Ans: Consider the Triangle ABC, We know that the length of any two tangents which are drawn from the same point to the circle is equal.
So,
(i) CF = CD = 6 cm
(ii) BE = BD = 8 cm
(iii) AE = AF = x
Now, it can be observed that,
(i) AB = EB+AE = 8+x
(ii) CA = CF+FA = 6+x
(iii) BC = DC+BD = 6+8 = 14
Now the semi-perimeter “s” will be calculated as follows
2s = AB+CA+BC
By putting the respective values, we get,
2s = 28+2x
s = 14+xBy solving this, we get,
= √(14+x)48x ……… (i)
Again, the area of △ABC = 2 × area of (△AOF + △COD + △DOB)
= 2×[(½×OF×AF)+(½×CD×OD)+(½×DB×OD)]
= 2×½(4x+24+32) = 56+4x …………..(ii)
Now from (i) and (ii), we get,
√(14+x)48x = 56+4x
Now, square both sides,
48x(14+x) = (56+4x)2
48x = [4(14+x)]2/(14+x)
48x = 16(14+x)
48x = 224+16x
32x = 224
x = 7 cm
So, AB = 8+x
i.e. AB = 15 cm
And, CA = x+6 =13 cm.
13. Prove that opposite sides of a quadrilateral circumscribing a circle subtend supplementary angles at the centre of the circle.

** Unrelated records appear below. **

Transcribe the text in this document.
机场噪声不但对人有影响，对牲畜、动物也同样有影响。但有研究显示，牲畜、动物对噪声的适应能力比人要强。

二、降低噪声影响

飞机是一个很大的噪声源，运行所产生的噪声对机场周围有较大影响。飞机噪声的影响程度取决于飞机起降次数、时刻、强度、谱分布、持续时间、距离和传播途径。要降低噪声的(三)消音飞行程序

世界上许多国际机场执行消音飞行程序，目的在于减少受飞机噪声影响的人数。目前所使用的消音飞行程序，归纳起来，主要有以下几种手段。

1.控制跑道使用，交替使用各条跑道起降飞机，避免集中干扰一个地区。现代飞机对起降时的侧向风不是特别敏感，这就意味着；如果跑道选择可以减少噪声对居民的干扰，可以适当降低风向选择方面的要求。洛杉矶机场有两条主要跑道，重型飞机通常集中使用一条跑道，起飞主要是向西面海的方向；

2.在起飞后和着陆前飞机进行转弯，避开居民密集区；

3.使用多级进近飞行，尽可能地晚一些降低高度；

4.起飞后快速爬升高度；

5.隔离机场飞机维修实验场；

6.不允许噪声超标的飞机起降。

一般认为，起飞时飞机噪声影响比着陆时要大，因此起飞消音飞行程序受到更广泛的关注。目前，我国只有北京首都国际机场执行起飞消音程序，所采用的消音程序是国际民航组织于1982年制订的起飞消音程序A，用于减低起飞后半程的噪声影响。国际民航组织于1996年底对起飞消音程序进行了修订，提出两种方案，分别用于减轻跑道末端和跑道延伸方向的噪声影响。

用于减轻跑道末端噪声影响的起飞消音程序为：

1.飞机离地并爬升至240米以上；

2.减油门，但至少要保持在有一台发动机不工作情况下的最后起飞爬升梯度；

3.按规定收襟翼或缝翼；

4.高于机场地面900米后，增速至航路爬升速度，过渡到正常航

Let ABCD be a quadrilateral circumscribing a circle with O such that it touches the circle at point P, Q, R, S. Join the vertices of the quadrilateral ABCD to the center of the circle.
In ΔOAP and ΔOAS,
AP = AS (Tangents from the same point)
OP = OS (Radii of the circle)
OA = OA (Common side)
ΔOAP ≅ ΔOAS (SSS congruence condition)
∴ ∠POA = ∠AOS
⇒∠1 = ∠8
Similarly we get,
∠2 = ∠3
∠4 = ∠5
∠6 = ∠7
Adding all these angles,
∠1 + ∠2 + ∠3 + ∠4 + ∠5 + ∠6 + ∠7 +∠8 = 360º
⇒ (∠1 + ∠8) + (∠2 + ∠3) + (∠4 + ∠5) + (∠6 + ∠7) = 360º
⇒ 2 ∠1 + 2 ∠2 + 2 ∠5 + 2 ∠6 = 360º
⇒ 2(∠1 + ∠2) + 2(∠5 + ∠6) = 360º
⇒ (∠1 + ∠2) + (∠5 + ∠6) = 180º
⇒ ∠AOB + ∠COD = 180º
Similarly, we can prove that ∠ BOC + ∠ DOA = 180º
Hence, opposite sides of a quadrilateral circumscribing a circle subtend supplementary angles at the centre of the circle.